Stamattina, in posta privata, trovo la mail di un lettore di Sangue di cane. Sono sorpresa perché il romanzo oramai è uscito da tre anni. Il lettore dice di avermi scoperta qui nel blog del Fatto. Alla fine della mail, mi chiede: è tutto vero quel che ha raccontato nel romanzo? Ho risposto sì, caro lettore, è tutto vero. C’è una ragione dietro un romanzo? Ce ne sono mille, ce ne sono sempre. Sono geneticamente una slavofila, ancor prima di incontrare i personaggi del mio primo libro, ho amato i russi, la loro musica, i film di autori balcanici e questo per inciso.

Poi è accaduto il giro di boa, una svolta epocale direi. Era la metà degli anni ’90 quando ho incontrato i semaforisti. Portatori di un dolore storico, l’ho capito dopo, i semaforisti erano giovani dell’est, senza fissa dimora, chiedevano soldi ai semafori, perciò i semaforisti. Vivevano nelle case occupate, bevevano, morivano sempre. Erano polacchi, bellissimi polacchi di sconosciuti paesi rurali, erano gli uomini fantasma che attraversavano le frontiere a piedi o in ducati furtivi, traducevano la colpa di un Occidente pigro, distratto, con la pancia piena.
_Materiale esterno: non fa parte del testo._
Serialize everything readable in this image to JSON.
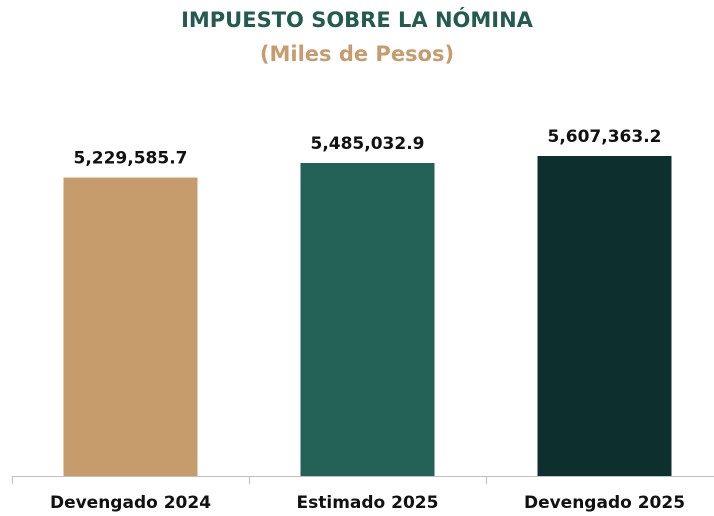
{
  "chart_data": {
    "type": "bar",
    "title": "IMPUESTO SOBRE LA NÓMINA",
    "subtitle": "(Miles de Pesos)",
    "categories": [
      "Devengado 2024",
      "Estimado 2025",
      "Devengado 2025"
    ],
    "values": [
      5229585.7,
      5485032.9,
      5607363.2
    ],
    "value_labels": [
      "5,229,585.7",
      "5,485,032.9",
      "5,607,363.2"
    ],
    "colors": [
      "#c69c6d",
      "#246257",
      "#0d302e"
    ]
  }
}
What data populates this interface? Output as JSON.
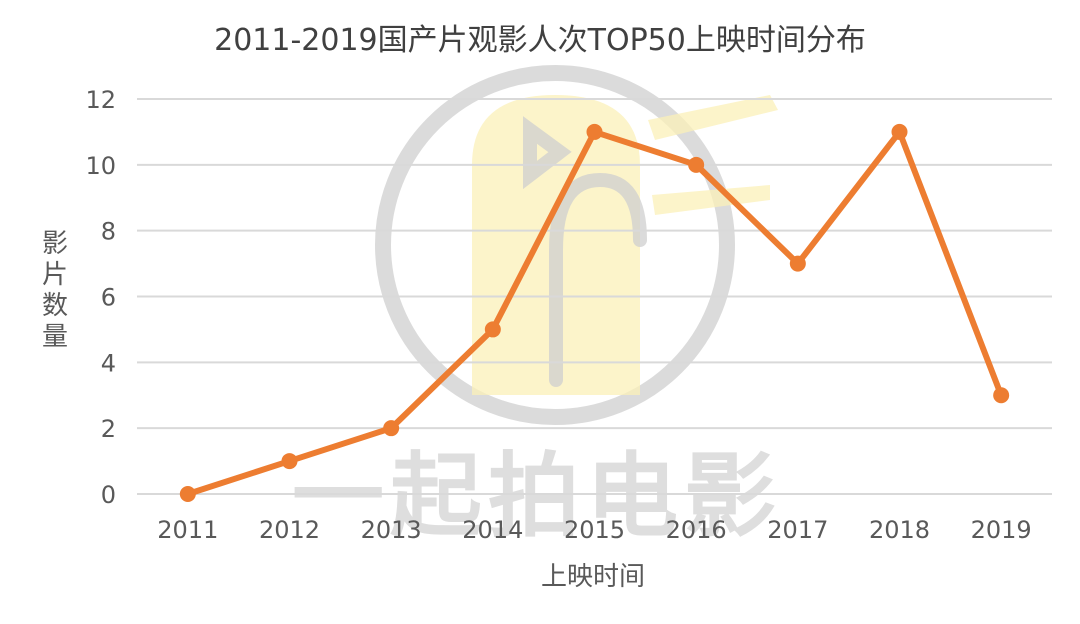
{
  "chart_data": {
    "type": "line",
    "title": "2011-2019国产片观影人次TOP50上映时间分布",
    "xlabel": "上映时间",
    "ylabel": "影片数量",
    "categories": [
      "2011",
      "2012",
      "2013",
      "2014",
      "2015",
      "2016",
      "2017",
      "2018",
      "2019"
    ],
    "series": [
      {
        "name": "影片数量",
        "values": [
          0,
          1,
          2,
          5,
          11,
          10,
          7,
          11,
          3
        ],
        "color": "#ed7d31"
      }
    ],
    "ylim": [
      0,
      12
    ],
    "yticks": [
      "0",
      "2",
      "4",
      "6",
      "8",
      "10",
      "12"
    ],
    "grid": true,
    "legend": "none"
  },
  "watermark": {
    "text": "一起拍电影",
    "logo": "film-clapper-logo-icon"
  },
  "colors": {
    "line": "#ed7d31",
    "grid": "#d9d9d9",
    "text": "#595959",
    "title": "#404040"
  }
}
Sangue di cane’ racconta la storia d’amore tra un semaforista e una donna italiana, nessuna pretesa, nessuna lotta di classe. Il lettore in mail scrive di essere turbato. Lo fui anch’io allora, quando mi imbattei in un fenomeno immane che segnò la storia, raccontandocene un pezzo inaudito, spaventoso per certi versi. Non raccontavo soltanto quella Polonia ubriaca, sfinita dalla miseria morale, i suoi aborti, tuttavia provate a leggere Kazimierz Brandys, la sua Polonia, non era poi così distante da quella che intercettai da qui, nel mio sud, nel mio piccolo irretito mondo di provincia, benché io raccontassi una retrovia oscena e maledetta.
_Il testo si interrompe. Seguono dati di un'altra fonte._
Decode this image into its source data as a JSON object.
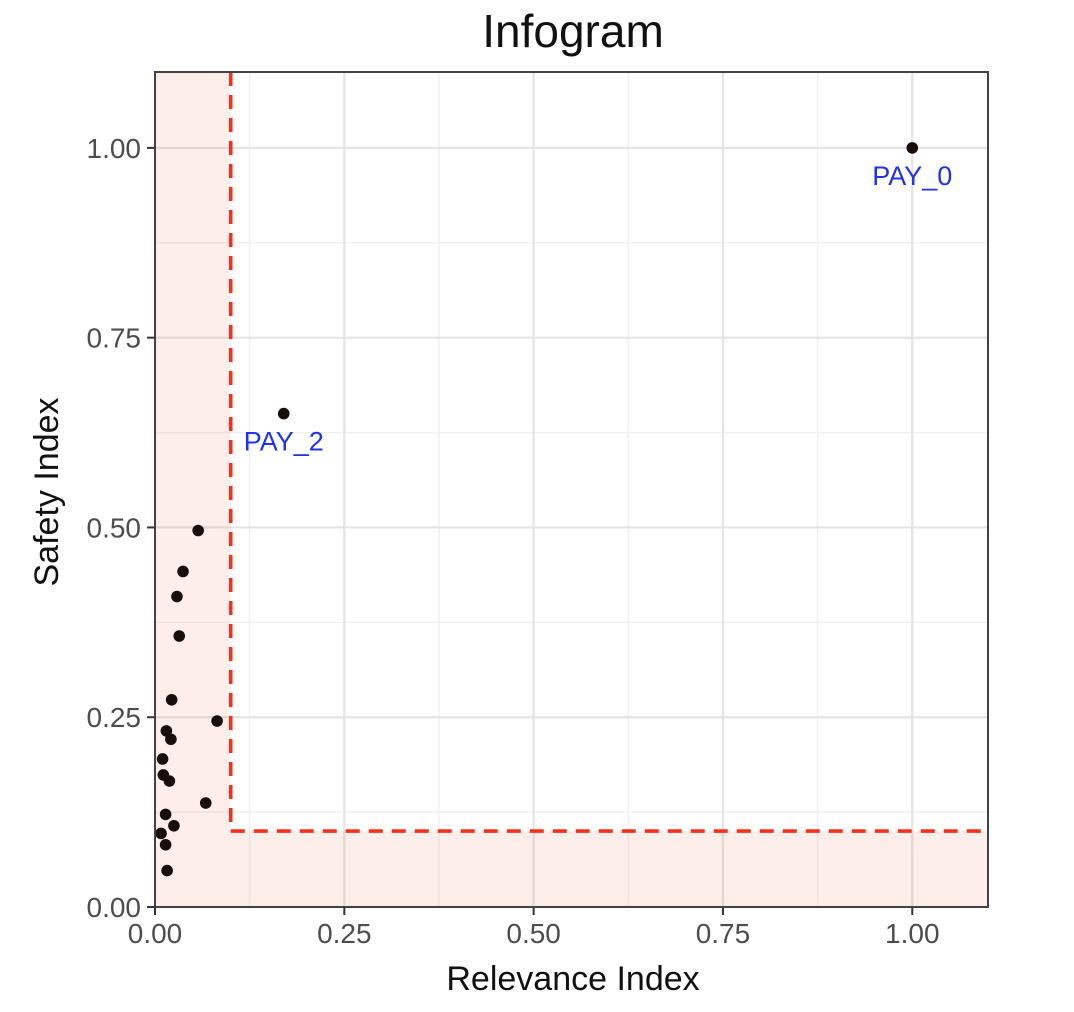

Tutto quel che ho scritto (anche qui nei post) è sempre e soltanto scritto nella carne, dunque immaginatemi in mutande davanti a un auditorio, vergognata eppur indefessa. Il lettore scrive di essere turbato, scrive che è un libro terribile. Fu terribile anche per me, allora, riconoscere quegli uomini ancora tali. Ce n’era uno, lo chiamavano Jaruzelski – proprio come il generale polacco – non aveva vent’anni e già non camminava più per la cancrena alle gambe e anche le braccia erano nere e gonfie, a causa dell’alcol. Andava in epilessia (etilica), era spacciato. Non aveva neanche più una faccia, niente di umano. Era una guerra che si combatteva ogni giorno, il mondo non lo sapeva. Così tutto è scritto nel sangue e nella carne, mi sento una testimone, ho raccontato, ho pagato il mio pedaggio, credetemi. Ho realizzato adesso che non potevo sottrarmi alla responsabilità, o al destino. Era un fatto, era ineluttabile, come l’amore.